‘Managing upwards’ might sound like something best left to the brown-nosers and ladder-climbers. But it’s really a workplace survival skill that everyone should master. Do it right, and you could even turn the Boss from Hell into a puppy dog
Let me guess: your manager’s far from perfect. That’s partly thanks to what’s known as the ‘Peter Principle’: people keep getting promoted until they’re in a job they can’t do well enough to rise any higher. As a result, most managers feel out of their depth at least some of the time – and that panic manifests in exasperating behaviour, like being ultra-critical or unpredictable. Luckily, though, by understanding and learning how to alleviate your boss’s insecurities, you can help her out – while making yourself indispensable.
It’s easy to assume that power in the workplace flows in one direction only: managers tell their underlings what to do, and that’s it. In fact, each ‘side’ depends on the other to get their jobs done. So play armchair psychologist, and step inside your boss’s brain: what’s motivating her? What are her biggest sources of stress, and how could you reduce them?
Pandering to her eccentricities might seem demeaning. But by removing obstacles, thereby letting her do her job, you’ll accumulate power inside your organisation: increasingly, your boss’s effectiveness will come to depend on you. Business writer Stanley Bing even suggests sneakily creating the impression that there are special problems only you can solve – and then solving them.
• Reframe conflicts as collaborations. If your manager does things you can’t stand, you need to address the problem – but that doesn’t mean you need to phrase it as an attack. Instead, ask her advice. For example, if she’s terrible at giving easy-to-follow instructions, explain that you’re seeking some clear goals and that you’d love her help. (And if your manager’s great, be sure to praise her to others.)

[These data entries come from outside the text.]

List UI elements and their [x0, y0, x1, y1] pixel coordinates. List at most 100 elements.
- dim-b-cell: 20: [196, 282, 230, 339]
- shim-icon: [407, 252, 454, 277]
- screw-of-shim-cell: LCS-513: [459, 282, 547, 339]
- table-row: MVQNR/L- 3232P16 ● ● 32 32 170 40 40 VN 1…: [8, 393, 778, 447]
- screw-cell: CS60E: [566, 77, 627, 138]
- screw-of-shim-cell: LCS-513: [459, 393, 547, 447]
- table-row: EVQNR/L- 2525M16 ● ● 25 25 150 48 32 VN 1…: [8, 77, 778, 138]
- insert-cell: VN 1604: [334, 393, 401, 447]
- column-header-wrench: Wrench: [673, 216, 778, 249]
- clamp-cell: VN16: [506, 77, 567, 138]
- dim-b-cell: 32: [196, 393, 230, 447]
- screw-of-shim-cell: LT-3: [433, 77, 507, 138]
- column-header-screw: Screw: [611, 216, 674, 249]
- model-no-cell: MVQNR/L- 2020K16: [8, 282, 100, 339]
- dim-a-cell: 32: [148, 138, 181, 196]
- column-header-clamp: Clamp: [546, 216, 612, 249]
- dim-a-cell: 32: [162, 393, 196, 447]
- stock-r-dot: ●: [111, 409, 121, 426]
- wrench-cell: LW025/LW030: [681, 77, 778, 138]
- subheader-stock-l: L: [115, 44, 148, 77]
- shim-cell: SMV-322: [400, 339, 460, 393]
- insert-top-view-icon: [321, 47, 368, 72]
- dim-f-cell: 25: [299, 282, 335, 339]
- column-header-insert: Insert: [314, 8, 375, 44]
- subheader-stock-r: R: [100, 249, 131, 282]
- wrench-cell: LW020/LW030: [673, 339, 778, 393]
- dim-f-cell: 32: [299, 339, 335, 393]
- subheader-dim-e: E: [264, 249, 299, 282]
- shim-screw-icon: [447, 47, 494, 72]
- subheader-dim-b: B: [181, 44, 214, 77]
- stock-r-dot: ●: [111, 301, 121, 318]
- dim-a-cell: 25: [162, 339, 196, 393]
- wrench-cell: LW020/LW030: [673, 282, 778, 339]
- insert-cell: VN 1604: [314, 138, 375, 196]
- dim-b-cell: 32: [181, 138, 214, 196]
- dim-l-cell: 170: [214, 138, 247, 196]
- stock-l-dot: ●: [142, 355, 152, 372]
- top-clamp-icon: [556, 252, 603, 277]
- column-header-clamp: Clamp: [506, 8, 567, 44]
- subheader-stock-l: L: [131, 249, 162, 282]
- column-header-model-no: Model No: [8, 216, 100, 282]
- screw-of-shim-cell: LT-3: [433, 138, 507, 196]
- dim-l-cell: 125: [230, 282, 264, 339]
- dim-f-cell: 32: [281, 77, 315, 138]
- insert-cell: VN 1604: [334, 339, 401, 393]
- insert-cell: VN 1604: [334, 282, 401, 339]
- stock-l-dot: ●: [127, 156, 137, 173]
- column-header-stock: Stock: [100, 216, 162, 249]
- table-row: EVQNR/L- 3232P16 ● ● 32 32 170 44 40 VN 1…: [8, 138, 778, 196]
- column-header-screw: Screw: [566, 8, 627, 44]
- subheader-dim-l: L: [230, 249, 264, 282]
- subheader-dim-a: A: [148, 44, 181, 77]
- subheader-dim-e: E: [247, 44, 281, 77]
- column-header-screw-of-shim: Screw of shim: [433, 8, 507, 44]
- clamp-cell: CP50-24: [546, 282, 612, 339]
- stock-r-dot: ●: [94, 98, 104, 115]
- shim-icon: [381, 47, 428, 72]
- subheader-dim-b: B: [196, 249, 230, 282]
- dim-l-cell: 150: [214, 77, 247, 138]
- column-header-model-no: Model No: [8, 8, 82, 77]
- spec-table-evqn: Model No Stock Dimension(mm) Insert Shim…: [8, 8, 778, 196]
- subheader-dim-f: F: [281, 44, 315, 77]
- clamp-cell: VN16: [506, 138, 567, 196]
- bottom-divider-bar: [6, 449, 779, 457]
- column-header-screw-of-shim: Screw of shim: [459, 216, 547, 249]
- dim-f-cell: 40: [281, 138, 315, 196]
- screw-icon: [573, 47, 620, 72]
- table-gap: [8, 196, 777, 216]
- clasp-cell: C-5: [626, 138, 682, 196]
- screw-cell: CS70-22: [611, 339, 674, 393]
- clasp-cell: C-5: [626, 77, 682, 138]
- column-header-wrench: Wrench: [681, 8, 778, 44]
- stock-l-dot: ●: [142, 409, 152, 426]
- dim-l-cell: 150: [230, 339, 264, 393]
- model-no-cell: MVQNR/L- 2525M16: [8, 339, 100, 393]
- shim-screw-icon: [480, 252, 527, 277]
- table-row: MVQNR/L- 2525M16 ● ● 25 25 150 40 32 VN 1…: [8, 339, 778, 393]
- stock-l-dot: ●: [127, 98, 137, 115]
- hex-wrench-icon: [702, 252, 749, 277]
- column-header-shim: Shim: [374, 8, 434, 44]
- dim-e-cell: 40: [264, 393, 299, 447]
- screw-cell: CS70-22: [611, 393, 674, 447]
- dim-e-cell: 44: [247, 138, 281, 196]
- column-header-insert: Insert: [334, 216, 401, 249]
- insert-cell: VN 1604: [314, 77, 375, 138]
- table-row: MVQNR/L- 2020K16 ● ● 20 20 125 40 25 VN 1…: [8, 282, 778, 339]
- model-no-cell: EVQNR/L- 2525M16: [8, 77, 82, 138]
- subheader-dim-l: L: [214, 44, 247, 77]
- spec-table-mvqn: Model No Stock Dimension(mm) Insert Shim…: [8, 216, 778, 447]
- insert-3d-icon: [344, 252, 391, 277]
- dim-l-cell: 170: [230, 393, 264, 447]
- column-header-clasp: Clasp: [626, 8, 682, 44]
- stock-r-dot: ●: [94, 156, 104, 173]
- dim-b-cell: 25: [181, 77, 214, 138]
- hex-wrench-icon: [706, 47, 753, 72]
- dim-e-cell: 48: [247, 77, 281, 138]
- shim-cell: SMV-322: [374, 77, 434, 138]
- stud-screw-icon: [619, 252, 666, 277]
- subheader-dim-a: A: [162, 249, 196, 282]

• Follow the 'no surprises' rule. The cardinal sin of managing upwards is when your boss is embarrassed in front of others – because of something you did (or didn’t do). Avoid communication breakdowns with a regular ritual: a weekly meeting where you update each other, or an end-of-the-day email in which you keep her briefed.
• Don’t be afraid to push back – but offer alternatives. If you say yes to everything, even your boss’s worst ideas, you won’t win any respect – a good employee knows when to tell uncomfortable truths. On the other hand, you don’t want a reputation for obstructionism. The answer is to raise objections when you feel you must – but be sure to offer alternative ways forward when you do.